In the 1980s, the Japanese car manufacturer Toyota opened its first American plant in Fremont, Calif. The factory was guided by a management philosophy known as the Toyota Production System, which at its core holds that even the most complex problems have simple causes–if you know how to look for them.
For us, “the Five Whys” worked in a fairly straightforward manner. We began by identifying a problem: We never managed to have family dinner. Then we explored, at the most surface level, why that was true: Because my wife and I always got home later than we expected.
Then came another question: Why were we getting home so late? The answer was that, although we intended to leave the office by 5, we often found it impossible to walk away from our desks because there were so many miscellaneous tasks we had ignored during the day.
That prompted the third question: Why had we ignored all those tasks? Well, inevitably, we arrived at work each morning just as our first meetings were starting, and so rather than deal with unread memos and emails, we put them aside until later in the day–and then, when we finally got to them, there were new memos and emails that demanded our attention.
The fourth question: Why were we arriving at work right before our first meetings, rather than earlier in the day? Because although we always intended to leave the house at 8 and get the kids to school, we usually ran late, and didn’t get out the door until 8:20 or so.
And, finally, why were we leaving the house later than we planned? Because it took so long to get the kids dressed in the morning that we always left later than we expected.

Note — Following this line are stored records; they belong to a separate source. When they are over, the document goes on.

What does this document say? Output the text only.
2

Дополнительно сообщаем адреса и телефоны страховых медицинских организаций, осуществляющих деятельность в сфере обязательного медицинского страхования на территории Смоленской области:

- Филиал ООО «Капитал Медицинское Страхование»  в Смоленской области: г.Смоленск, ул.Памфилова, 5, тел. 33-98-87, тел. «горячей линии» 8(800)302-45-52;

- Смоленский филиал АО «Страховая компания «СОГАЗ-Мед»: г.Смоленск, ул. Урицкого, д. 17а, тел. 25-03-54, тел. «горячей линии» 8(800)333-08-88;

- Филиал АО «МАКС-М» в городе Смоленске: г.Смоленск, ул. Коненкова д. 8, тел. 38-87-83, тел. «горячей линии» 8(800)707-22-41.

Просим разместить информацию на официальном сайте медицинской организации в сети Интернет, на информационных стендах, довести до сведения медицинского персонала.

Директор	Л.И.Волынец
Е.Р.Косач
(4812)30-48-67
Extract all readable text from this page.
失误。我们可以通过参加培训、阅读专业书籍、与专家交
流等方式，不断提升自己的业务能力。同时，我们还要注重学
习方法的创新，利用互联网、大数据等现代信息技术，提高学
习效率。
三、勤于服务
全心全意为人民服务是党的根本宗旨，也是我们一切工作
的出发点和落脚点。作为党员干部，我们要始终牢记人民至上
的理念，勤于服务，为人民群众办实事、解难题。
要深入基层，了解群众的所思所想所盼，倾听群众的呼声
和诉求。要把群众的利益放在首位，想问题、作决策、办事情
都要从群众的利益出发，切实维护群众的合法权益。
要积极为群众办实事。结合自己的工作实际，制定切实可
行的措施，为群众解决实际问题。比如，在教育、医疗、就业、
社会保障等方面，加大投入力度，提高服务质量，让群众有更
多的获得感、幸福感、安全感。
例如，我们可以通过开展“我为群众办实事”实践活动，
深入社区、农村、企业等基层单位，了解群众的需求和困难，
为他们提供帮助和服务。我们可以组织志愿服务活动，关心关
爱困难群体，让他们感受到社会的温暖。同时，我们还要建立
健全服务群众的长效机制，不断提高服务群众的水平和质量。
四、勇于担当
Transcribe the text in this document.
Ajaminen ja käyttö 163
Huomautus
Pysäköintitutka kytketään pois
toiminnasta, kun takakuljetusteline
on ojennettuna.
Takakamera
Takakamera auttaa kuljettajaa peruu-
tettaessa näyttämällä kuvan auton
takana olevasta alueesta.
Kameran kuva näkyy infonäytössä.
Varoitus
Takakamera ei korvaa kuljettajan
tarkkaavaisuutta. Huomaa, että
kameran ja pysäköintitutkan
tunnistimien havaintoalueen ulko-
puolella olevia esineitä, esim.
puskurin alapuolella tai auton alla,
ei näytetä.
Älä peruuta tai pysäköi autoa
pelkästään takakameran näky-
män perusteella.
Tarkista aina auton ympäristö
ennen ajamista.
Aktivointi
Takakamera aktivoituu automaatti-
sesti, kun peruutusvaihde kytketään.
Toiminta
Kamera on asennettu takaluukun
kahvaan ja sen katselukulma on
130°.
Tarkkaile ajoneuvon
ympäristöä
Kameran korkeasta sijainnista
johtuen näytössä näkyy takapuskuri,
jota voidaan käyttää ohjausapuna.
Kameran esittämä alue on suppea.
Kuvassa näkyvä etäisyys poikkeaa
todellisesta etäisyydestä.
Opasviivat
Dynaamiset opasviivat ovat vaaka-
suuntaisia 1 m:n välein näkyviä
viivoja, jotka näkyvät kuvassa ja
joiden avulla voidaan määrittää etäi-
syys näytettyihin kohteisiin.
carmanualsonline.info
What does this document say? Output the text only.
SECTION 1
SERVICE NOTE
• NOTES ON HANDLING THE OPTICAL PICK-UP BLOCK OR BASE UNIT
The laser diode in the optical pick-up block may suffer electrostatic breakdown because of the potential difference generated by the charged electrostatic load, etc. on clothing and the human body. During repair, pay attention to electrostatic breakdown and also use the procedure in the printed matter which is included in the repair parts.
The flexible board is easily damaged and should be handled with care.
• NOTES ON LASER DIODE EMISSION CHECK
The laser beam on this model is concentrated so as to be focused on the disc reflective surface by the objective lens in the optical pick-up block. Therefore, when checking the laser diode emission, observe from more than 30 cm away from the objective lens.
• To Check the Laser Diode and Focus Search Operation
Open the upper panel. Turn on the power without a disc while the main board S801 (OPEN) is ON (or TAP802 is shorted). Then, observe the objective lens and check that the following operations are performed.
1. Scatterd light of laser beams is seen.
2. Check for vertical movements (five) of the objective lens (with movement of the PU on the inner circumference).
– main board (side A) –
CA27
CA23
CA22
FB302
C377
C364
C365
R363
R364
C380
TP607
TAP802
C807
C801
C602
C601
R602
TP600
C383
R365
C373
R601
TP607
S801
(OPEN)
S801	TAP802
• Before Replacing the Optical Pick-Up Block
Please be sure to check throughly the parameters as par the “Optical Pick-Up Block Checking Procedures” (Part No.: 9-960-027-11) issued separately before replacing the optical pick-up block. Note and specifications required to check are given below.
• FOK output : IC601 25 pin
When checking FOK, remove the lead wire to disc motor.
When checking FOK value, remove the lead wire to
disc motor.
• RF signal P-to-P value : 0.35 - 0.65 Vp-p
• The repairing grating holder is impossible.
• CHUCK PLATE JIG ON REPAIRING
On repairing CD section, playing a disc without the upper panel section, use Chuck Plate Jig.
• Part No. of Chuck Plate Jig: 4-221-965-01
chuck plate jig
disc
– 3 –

We had started by identifying a problem–we never managed to have family dinner–and by using “the Five Whys” found a root cause: Our kids were taking too long to get dressed in the morning. Before conducting this exercise, I had never suspected that there was a connection between our morning routines and our evening mealtimes. But once we forced ourselves to ask why after why, it was clear what needed to change.
If we could convince our kids to get dressed earlier, we could make it out the door faster, and in turn would have time at our desks to deal with emails and memos before the day started getting crazy, and then we would be able to leave work earlier, and make it home in time to have dinner together. So we instituted a new family rule: Now, each night before going to bed, our kids lay out their clothes for the next day, and then they get dressed as soon as they wake up.
Researchers have found that this method of looking for root causes works in dozens of settings. “The Toyota Production System is arguably the most important invention in operations since Henry Ford’s Model T began rolling off the production line,” the Harvard Business Review observed in 2011. The Five Whys is “a process of continually asking questions until you get to the root cause,” and getting closer and closer to a problem until you understand what’s really going on. The Five Whys method has helped managers eliminate waste, aided executives in figuring out what projects to pursue and which to discard, helped children understand how to analyze problems and find solutions and assisted teachers in creating environments where even underperforming students can succeed.
At the center of the Five Whys–and the reason it’s so effective–is a basic insight: “Productivity” means different things to different people, but at its core, it’s about thinking a little more deeply about the choices we make every day. For my book, I interviewed neurologists and executives, as well as the filmmakers behind “Frozen” and teachers who transformed the Cincinnati school system, and found each of them echoing this idea. Productivity isn’t about running faster or pushing yourself harder, but rather, about working smarter and paying a bit more attention to what is really going on.
Nowadays, our kids are dressed every morning by 7:30. They choose their outfits the night before, and we’ve made a game of laying out their clothes before they fall asleep. It’s a small shift in how we get things done, but the impact has been profound: Mornings are calmer, we’re out the door more promptly, we get home from work earlier and we usually have dinner as a family at least three times a week. Applying business strategies can’t solve every problem in every family, and productivity isn’t every family’s goal, but understanding how to analyze problems by drilling down to their roots can go a long way toward making life easier.
And in my house, learning to make small adjustments in our routines is delivering big returns. Parenting will never be considered a purely productive activity–but it’s getting easier, and better, every day.